My mouth falls open. I shut it. “Shark?”
“A small male. They say it’s like getting struck by lightning, but damned if it didn’t happen. And let me just tell you—it wasn’t like Jaws. Hundreds of people around me on the beach and no one screamed or ran. They all just stood there staring while this thousand-pound monster was dragging my dad through the water, and he was still leashed to his board by the ankle.”
“Oh, my dear God,” I murmur, stuffing half of the second cookie in my mouth. “Whaa haaappened next?” I say around a mouthful of sugar.
Porter takes the rest of the cookie, biting off a corner and chewing while shaking his head, still looking a little dazed. “It was like a dream. I didn’t think. I just raced into the water. I didn’t even know if my dad was still alive or whether I would be if I bumped into the shark. I swam as hard as I could. I found the board first and followed the leash to the body.”
He pauses, swallowing. “I tasted blood in the water before I got to him.”
“Jesus.”
“The arm was already gone,” Porter says quietly. “Skin flapping. Muscles hanging. It was a mess. And I was so scared I was going to make it worse, carrying him back to shore. He was heavy and unconscious, and nobody was coming to help. And then the shark doubled back and tried to get my arm too. I managed to hit him and scare him off. Took sixty-nine stiches to sew me back together.”
He unfolds his left arm until it’s extended in front of me, and rucks up the short sleeve of his security guard uniform. There, above the bright red surf watch, are his zigzagging pink scars, bared for my perusal. Looking at them feels pornographic. Like I’m doing something I shouldn’t be doing, and any moment, someone will catch me . . . but at the same time, I can’t make myself look away. All this golden skin, all these eggshell-glossy scars, a railroad track, crisscrossing miles of sculpted lean muscle. It’s horrifying . . . and the most beautiful thing I’ve ever seen.
Seeing the scars reminds me of something else about myself. Something I can’t tell him. But it tugs on a dark memory inside me that I don’t want to think about, and a fluttering of unstable emotions threatens to break the surface.
I breathe deep to push those feelings back down, and when I do, there’s that scent again, Porter’s scent, the wax and the clean coconut. Not the suntan-lotion fake kind. What is this stuff? It’s driving me nuts. I don’t know if it’s the lure of this wonderful smell, or his story about the shark, or my urge to contain my own unwanted memories, but before I know what I’m doing, my fingertips are reaching out to trace the jagged edge of one of the scars by his elbow.
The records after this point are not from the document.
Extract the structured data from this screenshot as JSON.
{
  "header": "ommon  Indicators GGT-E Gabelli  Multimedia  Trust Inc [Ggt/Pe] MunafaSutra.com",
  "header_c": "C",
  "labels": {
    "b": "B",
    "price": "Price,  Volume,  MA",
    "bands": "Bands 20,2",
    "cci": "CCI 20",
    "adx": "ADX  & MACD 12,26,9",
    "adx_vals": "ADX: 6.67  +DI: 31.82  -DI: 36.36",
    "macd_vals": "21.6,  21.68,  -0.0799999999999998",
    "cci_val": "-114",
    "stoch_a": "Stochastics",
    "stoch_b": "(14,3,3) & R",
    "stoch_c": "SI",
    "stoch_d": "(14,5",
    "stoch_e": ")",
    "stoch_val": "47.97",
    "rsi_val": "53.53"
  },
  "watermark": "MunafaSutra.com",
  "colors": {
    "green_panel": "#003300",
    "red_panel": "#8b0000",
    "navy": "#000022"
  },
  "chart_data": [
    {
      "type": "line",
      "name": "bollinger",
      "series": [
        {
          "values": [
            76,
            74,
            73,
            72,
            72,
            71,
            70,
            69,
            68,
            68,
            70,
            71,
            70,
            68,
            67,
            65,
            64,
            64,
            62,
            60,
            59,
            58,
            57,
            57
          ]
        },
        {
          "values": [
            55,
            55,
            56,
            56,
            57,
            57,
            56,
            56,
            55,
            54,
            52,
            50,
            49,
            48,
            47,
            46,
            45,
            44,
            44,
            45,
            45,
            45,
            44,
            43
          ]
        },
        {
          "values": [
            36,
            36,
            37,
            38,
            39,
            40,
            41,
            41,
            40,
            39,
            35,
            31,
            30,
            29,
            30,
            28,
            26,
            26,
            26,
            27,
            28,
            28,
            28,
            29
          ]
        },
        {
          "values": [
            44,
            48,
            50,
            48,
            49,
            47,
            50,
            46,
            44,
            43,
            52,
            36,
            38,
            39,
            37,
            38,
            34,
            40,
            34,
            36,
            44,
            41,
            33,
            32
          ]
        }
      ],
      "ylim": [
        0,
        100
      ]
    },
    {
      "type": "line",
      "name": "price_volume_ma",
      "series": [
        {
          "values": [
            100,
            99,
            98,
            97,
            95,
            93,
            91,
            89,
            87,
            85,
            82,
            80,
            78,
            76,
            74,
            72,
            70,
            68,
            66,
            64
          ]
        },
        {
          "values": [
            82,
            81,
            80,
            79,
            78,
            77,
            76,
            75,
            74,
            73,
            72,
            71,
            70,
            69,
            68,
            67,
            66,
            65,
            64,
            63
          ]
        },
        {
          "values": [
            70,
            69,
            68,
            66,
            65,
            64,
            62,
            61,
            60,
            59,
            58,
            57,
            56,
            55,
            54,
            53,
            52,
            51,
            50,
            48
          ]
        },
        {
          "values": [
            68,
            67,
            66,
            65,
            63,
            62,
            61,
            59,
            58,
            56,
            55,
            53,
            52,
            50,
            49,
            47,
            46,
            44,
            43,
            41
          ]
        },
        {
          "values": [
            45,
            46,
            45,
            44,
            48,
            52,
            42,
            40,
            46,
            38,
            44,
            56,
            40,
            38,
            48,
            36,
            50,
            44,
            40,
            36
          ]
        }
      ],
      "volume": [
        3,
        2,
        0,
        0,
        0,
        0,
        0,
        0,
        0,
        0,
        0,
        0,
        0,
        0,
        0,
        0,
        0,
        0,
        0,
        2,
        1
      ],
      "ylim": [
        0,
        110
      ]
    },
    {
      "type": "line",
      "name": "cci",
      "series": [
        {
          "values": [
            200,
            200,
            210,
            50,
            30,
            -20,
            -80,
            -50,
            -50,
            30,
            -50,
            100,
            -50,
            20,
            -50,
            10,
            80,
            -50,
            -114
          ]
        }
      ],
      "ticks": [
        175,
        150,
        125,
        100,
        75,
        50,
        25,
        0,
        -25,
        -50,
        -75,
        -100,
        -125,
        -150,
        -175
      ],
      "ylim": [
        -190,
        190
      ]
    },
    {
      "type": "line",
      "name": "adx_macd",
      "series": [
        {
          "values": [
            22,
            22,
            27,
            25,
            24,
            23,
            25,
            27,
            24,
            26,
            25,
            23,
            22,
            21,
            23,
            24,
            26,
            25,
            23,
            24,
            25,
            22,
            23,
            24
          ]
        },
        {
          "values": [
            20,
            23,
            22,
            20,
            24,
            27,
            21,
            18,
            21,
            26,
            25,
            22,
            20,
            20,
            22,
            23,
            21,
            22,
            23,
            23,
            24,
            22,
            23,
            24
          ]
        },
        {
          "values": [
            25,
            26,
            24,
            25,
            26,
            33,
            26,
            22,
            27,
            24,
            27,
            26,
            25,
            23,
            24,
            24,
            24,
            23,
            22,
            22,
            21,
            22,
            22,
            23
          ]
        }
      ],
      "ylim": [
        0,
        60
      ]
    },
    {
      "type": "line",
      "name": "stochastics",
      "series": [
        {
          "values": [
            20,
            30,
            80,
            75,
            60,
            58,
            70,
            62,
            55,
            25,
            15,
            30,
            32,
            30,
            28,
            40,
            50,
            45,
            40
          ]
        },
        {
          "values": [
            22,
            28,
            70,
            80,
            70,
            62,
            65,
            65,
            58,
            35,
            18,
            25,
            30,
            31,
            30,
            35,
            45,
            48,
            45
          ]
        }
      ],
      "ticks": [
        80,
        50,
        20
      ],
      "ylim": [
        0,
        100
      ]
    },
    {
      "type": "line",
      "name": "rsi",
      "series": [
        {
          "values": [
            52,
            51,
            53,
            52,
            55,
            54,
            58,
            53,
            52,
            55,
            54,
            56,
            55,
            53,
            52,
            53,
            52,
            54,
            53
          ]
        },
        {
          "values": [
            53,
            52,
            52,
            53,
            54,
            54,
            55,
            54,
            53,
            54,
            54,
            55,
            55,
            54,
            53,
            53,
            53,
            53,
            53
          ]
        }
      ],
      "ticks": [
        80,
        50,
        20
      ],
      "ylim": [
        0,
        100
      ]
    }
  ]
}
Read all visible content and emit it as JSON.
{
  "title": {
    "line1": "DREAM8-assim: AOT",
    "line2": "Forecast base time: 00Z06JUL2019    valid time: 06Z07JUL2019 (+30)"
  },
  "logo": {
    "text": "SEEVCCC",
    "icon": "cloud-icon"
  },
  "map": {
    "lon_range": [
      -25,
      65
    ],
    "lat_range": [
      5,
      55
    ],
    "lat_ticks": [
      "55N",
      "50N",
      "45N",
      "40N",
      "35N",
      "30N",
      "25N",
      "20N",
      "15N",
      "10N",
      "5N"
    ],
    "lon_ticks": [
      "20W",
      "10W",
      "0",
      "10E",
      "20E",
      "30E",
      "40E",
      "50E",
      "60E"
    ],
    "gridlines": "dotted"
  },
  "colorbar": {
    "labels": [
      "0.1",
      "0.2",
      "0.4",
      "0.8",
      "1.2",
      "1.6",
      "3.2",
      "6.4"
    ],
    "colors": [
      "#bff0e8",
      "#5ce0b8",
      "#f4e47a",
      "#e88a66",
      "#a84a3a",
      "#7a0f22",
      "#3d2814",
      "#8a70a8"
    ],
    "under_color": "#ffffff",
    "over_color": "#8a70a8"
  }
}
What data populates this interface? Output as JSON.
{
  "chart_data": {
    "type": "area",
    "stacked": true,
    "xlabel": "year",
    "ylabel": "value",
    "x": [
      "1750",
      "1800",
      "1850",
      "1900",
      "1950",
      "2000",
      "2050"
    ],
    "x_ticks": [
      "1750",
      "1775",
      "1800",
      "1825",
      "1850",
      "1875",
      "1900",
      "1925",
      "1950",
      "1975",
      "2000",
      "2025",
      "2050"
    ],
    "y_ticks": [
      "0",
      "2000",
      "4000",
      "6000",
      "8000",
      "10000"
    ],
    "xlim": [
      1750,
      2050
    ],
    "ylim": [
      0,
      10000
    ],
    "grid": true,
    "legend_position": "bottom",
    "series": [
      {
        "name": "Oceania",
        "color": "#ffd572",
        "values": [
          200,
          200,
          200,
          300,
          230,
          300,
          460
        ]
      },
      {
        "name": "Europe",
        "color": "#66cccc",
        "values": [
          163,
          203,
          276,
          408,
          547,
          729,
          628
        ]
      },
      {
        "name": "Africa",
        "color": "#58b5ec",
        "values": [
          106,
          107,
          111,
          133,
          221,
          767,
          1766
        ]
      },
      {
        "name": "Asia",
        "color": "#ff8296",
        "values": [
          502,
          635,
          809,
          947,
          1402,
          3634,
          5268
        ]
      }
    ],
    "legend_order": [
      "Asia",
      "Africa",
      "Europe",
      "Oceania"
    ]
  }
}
His skin is warm. The scar is raised, a tough, unyielding line. I follow it around his elbow, into the soft, sensitive hollow where his arm bends.
All the golden hairs on his forearm are standing up.
He sucks in a quick breath. I don’t think he meant to, but I heard it. And it’s then that I know I crossed some kind of line. I snatch my hand back and try to think of something to say, to erase what I just did, but it just comes out as a garbled grunt. And that makes things even weirder between us.
“Break,” I finally manage. “Gotta get back.”
I’m so embarrassed, I stumble over my chair as I leave. The ensuing metallic grate of metal on slate echoes through the café, causing several museum guests to look up from their afternoon coffee. Who’s artful now, Rydell? That never happens to me. I’m not clumsy. Ever, ever, ever. He’s messing with my game. I can’t even look at him anymore, because my face is on fire.
What is happening to me? I swear, every time I have any interaction whatsoever with Porter Roth, something always goes screwy. He’s an electrical outlet, and I’m the stupid toddler, always trying to poke around and stick my finger inside.
Someone needs to slap a big DANGER! sign on that boy’s back before I electrocute myself.